Sex work helped get a lot of this off my chest. All I ever really wanted from men was a validated parking pass. I wanted to strip mine their legendarily dangerous lust, transform it into something I could use. Money was just as useful as love or status.
A lifetime of jerking off has given me pleasure, stress relief, self love, power. The only thing I can’t get from masturbation is the experience of living inside someone else’s worthwhile desire for me.
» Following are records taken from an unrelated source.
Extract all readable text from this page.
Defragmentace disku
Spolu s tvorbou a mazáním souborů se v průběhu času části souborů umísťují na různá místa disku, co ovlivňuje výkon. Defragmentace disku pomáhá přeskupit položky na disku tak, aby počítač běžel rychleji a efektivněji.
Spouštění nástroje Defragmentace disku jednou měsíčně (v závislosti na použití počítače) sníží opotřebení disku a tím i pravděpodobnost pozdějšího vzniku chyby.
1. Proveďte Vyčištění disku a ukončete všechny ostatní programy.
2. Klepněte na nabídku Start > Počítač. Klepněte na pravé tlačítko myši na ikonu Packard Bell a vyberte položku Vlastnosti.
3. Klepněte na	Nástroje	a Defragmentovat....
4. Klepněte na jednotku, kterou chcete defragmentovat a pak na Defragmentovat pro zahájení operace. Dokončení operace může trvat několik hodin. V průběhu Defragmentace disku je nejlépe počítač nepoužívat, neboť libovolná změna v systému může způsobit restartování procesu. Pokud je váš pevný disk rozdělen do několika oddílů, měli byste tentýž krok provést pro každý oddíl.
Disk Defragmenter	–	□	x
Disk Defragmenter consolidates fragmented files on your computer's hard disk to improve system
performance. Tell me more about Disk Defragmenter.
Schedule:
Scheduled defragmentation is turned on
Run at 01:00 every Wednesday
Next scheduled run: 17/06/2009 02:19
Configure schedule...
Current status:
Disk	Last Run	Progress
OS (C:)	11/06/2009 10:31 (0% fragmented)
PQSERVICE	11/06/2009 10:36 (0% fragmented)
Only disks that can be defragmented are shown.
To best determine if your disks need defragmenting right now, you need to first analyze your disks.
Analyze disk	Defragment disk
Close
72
Spike wanted Buffy. He wanted her company and her body. Spike realized he wanted Buffy slowly, and once he couldn’t deny it to himself any longer he told her he loved her. Plainly, insistently, incessantly. She said No over and over, with a punch, a sneer, recoiling in disgust. He didn’t, it must be said, take No for an answer, and in the end he got (for a time) the sex he wanted, and later (in a way) the love he fought for.
And even after he had what he wanted and lost it, he tried to force it. She said No and he kept trying.
So, yes. This television romance, this fantasy affair, is both implicitly and explicitly rapey. Unlike some other rapey fictional affairs I could mention, this one never pretended not to be monstrous.
For our publicly disgraced rapists of the #MeToo era, may I suggest: A grueling ordeal to win your soul back. Months of exile in a basement haunted by the reality of what you’ve done. Finally, sacrificing yourself, in service of your love, with no illusions, to save the world.
As a show of accountability, it really puts not being willing to say you’re sorry in perspective.